Research focus areas include the following.


Earth System Modeling: Computational models that simulate natural systems are vital to predicting climate impacts. Using high-performance computing and data from large-scale field experiments, scientists in CCSI translate new knowledge of environmental processes into DOE’s Energy Exascale Earth System Model (E3SM). By developing and evaluating improvements to E3SM and other global models, ORNL teams are working toward greater predictive accuracy on finer geographic scales.

Data Integration, Dissemination, and Informatics

Data Integration, Dissemination, and Informatics: Building useful climate models requires vast amounts of data. Millions of atmospheric measurements influencing global climate are shared via the ORNL-managed data center for the DOE Atmospheric Radiation Measurement (ARM) User Facility. Similarly, the ORNL Distributed Active Archive Center (ORNL DAAC) archives and distributes terrestrial ecology data from NASA Earth Science missions. CCSI makes diverse data and data management tools accessible to a range of stakeholders to facilitate science.

Arctic 1

Integrative Ecosystem Science: ORNL is a global leader in large-scale ecosystem experiments; notably, the Next-Generation Ecosystem Experiments (NGEE) Arctic, based in Alaska, and the Spruce and Peatland Responses Under Changing Environments (SPRUCE) project, based in northern Minnesota. Researchers also contribute to the NGEE Tropics project. These long-term experiments examine ecosystems particularly vulnerable to climate change, producing data to inform predictive models from local to global scales.


Impacts, Adaptation, and Community Dynamics: Researchers develop analysis tools and methods for assessing adaptation strategies at the intersection of climate science, energy use, and environmental justice. They provide data and tools to stakeholders who must prepare community members and infrastructure for risks associated with climate change. One example is TRITON, the Two-dimensional Runoff Inundation Toolkit for Operational Needs, a model that uses supercomputing to create flood forecasts for any scenario and terrain.

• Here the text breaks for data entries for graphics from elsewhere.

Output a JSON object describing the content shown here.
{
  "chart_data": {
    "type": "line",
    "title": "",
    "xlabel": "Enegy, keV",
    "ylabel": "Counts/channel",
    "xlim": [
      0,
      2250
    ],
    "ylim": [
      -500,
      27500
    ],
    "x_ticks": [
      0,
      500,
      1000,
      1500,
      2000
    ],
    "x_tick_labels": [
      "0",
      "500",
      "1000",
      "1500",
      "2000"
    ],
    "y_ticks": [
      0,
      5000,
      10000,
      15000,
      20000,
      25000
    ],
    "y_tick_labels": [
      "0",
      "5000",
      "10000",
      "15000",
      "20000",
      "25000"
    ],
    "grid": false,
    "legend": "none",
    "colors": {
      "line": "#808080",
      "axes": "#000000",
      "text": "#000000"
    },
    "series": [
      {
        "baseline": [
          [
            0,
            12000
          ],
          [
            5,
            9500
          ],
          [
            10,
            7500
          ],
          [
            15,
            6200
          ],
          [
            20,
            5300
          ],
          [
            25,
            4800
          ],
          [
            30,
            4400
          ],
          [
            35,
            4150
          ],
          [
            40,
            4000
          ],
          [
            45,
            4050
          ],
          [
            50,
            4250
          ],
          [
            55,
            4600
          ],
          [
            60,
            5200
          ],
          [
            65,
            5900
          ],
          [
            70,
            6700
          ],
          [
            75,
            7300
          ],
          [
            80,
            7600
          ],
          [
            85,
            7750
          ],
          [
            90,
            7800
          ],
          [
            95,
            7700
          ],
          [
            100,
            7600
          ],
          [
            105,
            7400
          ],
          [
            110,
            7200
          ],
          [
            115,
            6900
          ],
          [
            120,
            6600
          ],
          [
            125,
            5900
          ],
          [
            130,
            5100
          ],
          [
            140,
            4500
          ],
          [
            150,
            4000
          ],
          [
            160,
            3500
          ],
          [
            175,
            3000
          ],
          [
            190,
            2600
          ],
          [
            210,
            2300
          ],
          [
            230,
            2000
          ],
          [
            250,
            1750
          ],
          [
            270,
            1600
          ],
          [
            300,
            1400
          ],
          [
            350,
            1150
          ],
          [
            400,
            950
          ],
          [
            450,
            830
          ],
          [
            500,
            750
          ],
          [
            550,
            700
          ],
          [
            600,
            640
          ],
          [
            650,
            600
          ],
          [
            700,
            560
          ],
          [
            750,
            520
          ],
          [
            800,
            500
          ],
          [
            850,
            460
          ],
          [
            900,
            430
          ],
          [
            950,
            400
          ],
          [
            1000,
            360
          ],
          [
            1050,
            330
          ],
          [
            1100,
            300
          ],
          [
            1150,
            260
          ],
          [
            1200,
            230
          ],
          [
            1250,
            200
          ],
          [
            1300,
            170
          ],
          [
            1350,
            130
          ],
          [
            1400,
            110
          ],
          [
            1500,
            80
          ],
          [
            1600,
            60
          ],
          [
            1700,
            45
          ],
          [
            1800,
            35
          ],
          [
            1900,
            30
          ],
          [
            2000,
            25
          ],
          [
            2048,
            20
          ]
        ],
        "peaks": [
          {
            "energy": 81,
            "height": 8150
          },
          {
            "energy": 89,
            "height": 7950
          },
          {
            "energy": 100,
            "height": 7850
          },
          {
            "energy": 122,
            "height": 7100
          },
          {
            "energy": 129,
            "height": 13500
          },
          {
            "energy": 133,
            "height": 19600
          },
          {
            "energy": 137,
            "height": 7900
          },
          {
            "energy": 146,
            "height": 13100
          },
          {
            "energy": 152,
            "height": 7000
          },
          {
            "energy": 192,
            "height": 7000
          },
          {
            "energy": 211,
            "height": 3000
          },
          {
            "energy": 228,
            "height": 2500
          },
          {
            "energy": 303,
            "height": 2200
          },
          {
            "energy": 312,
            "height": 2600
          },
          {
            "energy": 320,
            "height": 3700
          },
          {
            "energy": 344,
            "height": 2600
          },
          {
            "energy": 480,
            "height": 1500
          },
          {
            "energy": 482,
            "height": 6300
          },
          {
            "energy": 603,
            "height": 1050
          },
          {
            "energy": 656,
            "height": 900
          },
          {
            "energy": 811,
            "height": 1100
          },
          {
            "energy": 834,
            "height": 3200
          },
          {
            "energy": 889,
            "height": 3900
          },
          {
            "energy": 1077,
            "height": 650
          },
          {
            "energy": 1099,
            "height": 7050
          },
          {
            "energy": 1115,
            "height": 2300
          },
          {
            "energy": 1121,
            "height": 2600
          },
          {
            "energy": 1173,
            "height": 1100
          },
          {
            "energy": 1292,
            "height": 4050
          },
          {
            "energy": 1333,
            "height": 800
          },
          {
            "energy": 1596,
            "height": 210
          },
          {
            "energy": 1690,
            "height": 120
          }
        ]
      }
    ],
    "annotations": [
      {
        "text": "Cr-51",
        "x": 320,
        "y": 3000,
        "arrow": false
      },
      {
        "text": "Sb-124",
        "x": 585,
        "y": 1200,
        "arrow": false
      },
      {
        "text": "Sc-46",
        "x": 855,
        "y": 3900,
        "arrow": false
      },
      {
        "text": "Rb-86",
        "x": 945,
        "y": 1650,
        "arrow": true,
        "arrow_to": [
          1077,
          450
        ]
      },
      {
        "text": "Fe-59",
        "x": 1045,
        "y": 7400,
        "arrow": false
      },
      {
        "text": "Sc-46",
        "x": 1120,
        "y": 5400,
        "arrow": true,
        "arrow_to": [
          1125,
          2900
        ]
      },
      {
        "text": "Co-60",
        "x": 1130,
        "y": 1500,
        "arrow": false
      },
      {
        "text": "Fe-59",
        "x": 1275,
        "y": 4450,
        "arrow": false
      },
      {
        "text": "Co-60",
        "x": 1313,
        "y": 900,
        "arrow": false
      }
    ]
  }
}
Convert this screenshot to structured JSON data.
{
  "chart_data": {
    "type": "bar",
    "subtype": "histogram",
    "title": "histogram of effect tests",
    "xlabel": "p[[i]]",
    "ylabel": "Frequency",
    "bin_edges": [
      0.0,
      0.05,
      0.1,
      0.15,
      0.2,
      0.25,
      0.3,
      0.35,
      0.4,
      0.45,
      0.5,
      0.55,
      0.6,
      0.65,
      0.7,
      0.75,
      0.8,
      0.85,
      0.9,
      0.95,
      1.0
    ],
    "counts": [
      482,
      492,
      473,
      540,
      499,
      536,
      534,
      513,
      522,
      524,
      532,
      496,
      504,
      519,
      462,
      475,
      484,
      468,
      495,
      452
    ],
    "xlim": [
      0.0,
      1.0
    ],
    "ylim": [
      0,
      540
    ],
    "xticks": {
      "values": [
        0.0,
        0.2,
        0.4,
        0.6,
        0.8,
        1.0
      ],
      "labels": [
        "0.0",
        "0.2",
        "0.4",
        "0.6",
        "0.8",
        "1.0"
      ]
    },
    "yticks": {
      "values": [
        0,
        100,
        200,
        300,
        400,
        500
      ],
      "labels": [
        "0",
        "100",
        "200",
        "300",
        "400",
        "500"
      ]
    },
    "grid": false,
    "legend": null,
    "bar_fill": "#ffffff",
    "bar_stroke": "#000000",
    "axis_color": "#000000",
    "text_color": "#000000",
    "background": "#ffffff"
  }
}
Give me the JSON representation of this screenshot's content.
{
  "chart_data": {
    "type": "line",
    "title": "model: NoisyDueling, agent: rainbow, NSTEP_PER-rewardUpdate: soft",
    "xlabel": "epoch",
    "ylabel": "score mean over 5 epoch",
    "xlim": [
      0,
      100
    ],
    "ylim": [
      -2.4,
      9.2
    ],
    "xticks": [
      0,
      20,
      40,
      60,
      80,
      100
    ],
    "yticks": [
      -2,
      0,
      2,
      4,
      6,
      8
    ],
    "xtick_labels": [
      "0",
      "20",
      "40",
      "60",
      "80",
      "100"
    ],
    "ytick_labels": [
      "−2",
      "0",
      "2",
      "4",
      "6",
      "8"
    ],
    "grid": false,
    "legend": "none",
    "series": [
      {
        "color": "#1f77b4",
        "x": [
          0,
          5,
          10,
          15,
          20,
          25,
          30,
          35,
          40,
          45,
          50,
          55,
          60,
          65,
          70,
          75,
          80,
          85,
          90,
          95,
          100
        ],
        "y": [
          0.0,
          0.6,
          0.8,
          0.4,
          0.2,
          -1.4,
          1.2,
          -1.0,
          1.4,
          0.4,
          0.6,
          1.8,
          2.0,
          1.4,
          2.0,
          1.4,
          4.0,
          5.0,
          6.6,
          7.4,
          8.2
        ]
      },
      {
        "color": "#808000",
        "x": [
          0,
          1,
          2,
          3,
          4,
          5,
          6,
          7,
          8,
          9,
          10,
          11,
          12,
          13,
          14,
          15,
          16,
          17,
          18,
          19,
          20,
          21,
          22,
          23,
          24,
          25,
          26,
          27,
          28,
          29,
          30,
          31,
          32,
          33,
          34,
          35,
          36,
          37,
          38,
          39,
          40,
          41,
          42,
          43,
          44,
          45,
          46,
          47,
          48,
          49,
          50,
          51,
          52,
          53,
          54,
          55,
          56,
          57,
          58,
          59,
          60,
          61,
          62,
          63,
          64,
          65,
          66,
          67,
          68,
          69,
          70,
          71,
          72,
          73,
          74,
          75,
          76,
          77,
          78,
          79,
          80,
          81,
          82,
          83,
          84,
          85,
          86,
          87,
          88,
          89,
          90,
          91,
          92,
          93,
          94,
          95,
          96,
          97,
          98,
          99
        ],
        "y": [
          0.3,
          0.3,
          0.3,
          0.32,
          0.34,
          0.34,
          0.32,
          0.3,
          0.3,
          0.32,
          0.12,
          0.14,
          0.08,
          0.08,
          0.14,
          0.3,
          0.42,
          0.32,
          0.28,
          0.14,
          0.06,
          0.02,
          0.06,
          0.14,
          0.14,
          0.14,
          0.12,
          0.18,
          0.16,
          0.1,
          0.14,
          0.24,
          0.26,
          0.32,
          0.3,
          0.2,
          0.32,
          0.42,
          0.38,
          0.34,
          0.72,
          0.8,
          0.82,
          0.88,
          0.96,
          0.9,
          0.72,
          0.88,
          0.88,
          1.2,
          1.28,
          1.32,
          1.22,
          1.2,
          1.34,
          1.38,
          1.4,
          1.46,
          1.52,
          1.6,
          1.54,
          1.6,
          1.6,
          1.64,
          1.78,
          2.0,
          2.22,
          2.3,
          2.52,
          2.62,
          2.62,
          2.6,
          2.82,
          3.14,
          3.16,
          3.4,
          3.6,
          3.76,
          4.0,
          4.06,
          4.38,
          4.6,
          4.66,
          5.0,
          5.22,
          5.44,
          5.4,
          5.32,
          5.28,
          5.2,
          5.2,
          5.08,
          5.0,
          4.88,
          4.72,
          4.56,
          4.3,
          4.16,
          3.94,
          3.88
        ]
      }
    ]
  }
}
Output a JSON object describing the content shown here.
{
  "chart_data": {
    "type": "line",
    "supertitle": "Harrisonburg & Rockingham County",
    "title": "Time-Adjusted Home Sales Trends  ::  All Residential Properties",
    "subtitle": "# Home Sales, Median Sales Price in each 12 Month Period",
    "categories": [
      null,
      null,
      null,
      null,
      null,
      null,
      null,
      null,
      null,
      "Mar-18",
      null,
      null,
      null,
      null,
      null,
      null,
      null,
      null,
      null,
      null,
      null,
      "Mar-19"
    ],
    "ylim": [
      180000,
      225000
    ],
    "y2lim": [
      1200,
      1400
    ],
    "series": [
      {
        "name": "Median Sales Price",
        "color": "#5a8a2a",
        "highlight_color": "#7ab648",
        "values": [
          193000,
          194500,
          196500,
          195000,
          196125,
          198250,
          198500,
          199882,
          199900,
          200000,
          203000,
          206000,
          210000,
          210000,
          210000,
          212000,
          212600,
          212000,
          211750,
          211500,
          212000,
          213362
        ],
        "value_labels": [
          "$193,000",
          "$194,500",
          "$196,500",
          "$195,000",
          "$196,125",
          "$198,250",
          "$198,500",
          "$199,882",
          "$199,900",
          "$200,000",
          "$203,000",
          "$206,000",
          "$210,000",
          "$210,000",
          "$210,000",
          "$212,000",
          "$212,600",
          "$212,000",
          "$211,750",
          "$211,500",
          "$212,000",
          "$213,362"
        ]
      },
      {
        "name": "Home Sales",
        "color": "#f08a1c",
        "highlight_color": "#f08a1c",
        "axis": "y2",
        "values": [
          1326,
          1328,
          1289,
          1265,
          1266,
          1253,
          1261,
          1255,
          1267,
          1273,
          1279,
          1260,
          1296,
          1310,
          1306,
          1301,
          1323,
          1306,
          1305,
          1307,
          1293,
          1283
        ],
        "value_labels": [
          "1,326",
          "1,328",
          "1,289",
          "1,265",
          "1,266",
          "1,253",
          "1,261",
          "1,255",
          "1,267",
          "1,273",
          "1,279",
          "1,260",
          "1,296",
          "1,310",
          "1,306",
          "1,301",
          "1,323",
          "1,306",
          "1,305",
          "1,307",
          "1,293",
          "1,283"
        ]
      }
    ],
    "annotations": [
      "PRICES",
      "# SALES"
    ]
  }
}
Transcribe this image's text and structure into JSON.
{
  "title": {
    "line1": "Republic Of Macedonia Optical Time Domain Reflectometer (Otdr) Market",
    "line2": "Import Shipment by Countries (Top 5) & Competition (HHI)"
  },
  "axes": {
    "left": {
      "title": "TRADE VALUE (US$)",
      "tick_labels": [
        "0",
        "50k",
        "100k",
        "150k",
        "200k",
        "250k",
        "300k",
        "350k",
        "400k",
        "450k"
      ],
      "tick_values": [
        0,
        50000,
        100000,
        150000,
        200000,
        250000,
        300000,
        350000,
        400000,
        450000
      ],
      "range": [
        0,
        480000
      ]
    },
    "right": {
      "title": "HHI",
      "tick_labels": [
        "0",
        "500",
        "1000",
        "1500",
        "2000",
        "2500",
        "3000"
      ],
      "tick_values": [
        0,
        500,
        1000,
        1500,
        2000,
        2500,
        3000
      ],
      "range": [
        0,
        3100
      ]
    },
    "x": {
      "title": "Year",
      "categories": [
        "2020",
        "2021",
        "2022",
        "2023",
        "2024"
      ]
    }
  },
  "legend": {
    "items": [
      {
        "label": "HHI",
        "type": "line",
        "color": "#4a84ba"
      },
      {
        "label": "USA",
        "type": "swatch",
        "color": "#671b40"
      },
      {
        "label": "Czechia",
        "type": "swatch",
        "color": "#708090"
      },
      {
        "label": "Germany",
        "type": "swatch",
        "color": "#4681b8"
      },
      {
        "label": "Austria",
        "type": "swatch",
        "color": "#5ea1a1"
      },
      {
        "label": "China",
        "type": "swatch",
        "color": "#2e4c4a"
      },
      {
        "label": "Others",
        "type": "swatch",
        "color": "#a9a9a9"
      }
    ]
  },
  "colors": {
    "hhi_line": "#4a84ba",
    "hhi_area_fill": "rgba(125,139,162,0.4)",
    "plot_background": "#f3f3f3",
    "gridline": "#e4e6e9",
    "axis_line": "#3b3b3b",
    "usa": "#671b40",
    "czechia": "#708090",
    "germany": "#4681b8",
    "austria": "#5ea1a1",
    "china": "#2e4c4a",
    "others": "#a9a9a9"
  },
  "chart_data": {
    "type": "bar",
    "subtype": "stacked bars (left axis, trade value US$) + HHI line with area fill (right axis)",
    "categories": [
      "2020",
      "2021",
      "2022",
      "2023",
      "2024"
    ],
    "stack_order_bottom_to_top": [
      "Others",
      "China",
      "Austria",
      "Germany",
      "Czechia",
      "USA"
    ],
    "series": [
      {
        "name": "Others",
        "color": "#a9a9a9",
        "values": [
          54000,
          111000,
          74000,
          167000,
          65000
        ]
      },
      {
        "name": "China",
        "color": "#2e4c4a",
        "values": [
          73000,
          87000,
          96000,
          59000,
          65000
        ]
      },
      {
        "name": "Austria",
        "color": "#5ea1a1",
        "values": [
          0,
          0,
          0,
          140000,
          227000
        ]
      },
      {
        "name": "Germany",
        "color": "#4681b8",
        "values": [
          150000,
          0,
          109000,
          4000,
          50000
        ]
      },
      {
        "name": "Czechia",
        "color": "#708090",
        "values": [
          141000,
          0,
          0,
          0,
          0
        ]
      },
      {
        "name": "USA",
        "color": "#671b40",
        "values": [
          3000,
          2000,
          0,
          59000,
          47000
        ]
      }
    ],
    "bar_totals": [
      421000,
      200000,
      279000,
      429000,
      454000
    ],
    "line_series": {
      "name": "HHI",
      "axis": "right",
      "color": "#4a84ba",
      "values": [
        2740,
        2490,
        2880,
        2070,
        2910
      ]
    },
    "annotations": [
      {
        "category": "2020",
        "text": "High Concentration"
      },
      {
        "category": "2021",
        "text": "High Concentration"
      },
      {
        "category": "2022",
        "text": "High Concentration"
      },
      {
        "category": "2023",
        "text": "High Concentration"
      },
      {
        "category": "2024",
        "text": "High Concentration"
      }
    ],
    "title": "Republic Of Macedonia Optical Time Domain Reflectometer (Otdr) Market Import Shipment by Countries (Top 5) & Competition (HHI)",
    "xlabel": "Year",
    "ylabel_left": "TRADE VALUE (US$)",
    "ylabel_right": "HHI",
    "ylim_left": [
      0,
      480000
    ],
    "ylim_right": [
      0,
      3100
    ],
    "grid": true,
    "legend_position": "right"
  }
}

Pathways to Net-Zero Carbon Emissions

Pathways to Net-Zero Carbon Emissions: Scientists use artificial intelligence and high-performance computing to integrate data from diverse sources into regional models to inform decision-making, mitigation strategies, and technology development. For example, ORNL researchers examined building architectures in the Chicago area and identified which geometries had the greatest cooling effects on local and regional temperatures and resulting energy use. Determining effective decarbonization pathways is an emerging capability that draws on expertise across the laboratory, including innovations in clean energy technologies.